In October 2018, the Brain Injury Association of America- Maine recognized traumatic brain injury survivor Mindy Forino (left) and her mother, Suzanne Morneault for their efforts in supporting people with brain injuries and their caregivers. The mother and daughter formed the non-profit organization "All Things Become New," which includes a “Haven of Rest” home in Eagle Lake. Credit: Jessica Potila / St. John Valley Times

EAGLE  LAKE, Maine — Suzanne and Ronald Morneault of Eagle Lake have finally paid off the home equity loan 11 years after they needed it to pay for expenses related to their daughter’s treatments for a traumatic brain injury.

Mindy Morneault Forino was hurt during a college soccer game, and had to make frequent trips to Portland for the specialized health care she needed to treat her brain injury.

Now Suzanne Morneault and Forino are trying to relieve the financial burden on others by starting a respite home in Portland — similar to the Ronald McDonald House for cancer patients — where people with brain injuries and their families can stay for free while they obtain medical treatment.

Businessman Steve Spiro (left) and traumatic brain injury survivor Mindy Forino, met at the Float Conference at the Cross Insurance Center in Portland in August. Credit: Courtesy of Suzanne Morneault

“I don’t know how people can do it if they do not have the opportunity to access money like we did,” Suzanne Morneault said. “How do they weather that and keep their house?”

An estimated 10,000 Mainers experienced a brain injury in 2021, according to the Acquired Brain Injury Advisory Council of Maine — whose members are appointed by the commissioner of the Department of Health and Human Services.  

Forino was defending the University of Maine at Fort Kent goal at a soccer game against Maine Maritime Academy in Castine when she and another player collided. The other player’s shoulder caught Forino in the left temple, causing a traumatic brain injury that nearly killed her.

Costs incurred related to Forino’s injury included housing near Portland where she received years of medical treatment.

“We would commute at the beginning and try to do day trips which were counterproductive for Mindy‘s brain injury,” Morneault said.

In the aftermath of her brain injury, Forino and her mother founded All Things Become New, a non-profit organization that educates people about brain injuries and provides support for patients and their caregivers. These efforts include the Haven of Rest respite home for caregivers in their hometown of Eagle Lake.

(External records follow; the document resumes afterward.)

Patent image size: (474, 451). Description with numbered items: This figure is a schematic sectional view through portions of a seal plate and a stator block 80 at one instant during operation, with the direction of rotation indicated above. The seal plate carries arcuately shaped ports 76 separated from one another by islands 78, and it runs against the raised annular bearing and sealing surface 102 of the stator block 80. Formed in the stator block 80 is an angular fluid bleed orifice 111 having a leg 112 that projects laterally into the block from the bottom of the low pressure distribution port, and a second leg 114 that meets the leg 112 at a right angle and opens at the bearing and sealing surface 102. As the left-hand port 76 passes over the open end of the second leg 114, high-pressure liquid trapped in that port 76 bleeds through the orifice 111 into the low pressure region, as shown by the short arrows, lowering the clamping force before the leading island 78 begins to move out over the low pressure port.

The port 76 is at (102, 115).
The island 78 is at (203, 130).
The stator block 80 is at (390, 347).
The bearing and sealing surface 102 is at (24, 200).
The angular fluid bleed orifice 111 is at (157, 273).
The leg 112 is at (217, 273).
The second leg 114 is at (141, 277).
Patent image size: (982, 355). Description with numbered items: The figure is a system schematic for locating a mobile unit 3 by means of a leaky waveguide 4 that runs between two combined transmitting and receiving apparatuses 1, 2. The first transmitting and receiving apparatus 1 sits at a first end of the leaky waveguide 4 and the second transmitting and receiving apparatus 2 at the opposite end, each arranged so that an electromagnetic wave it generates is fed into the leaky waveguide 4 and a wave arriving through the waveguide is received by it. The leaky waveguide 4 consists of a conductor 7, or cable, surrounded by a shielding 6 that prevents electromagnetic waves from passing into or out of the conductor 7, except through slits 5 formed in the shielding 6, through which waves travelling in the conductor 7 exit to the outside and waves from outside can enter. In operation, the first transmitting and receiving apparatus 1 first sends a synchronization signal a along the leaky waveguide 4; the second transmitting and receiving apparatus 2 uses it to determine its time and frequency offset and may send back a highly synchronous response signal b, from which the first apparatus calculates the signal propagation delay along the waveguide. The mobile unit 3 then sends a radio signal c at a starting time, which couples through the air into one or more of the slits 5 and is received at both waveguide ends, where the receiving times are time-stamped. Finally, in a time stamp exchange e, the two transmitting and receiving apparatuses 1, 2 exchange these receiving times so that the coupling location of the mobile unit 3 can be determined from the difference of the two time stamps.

In 2018 the Brain Injury Association of America-Maine awarded Forino and Morneault with the Lewis and Clara Lamont Brain Injury Advocacy Award.

The aim of the Portland home is to lighten the financial load for other people with brain injuries and their families who find themselves in similar situations, Morneault said.

International business leader Steve Spiro, CEO and founder of Halotherapy Solutions, who met Morneault and Forino at a Float Conference held in August at the Cross Insurance Center in Portland, agreed to join the board of All Things Become New to help make the Portland respite home a reality.

The Float Conference showcases alternative healing methods such as chambers that use salt therapy and infrared lights.

“I was blown away by the passion of Suzanne and Mindy, the importance of the project and the excellent match to my experience/skill set,” Spiro said.

Spiro has more than 45 years of business experience to bring to the endeavor, including having been on the original startup team of Audible.com, which was sold to Amazon, and as an executive at Motorola, during which he provided free pagers to family members who stayed at Ronald McDonald Houses throughout the country.

“I’ve worked with the Ronald McDonald House previously, so I very much understand the mission [of All Things Become New],” Spiro said. “I’m quite confident once I dive in more, I will be able to help.”

Fundraising will be the primary goal for the time being.

Morneault said she hopes All Things Become New will raise enough money to purchase a seven- to nine-bedroom home near the vicinity of Brighton Avenue in Portland to make it an easy commute to Maine Medical Center for people who use the home.

All brain injury survivors will be able to stay in the home, whether due to an accident, stroke, brain tumor or a complication from birth, Morneault said.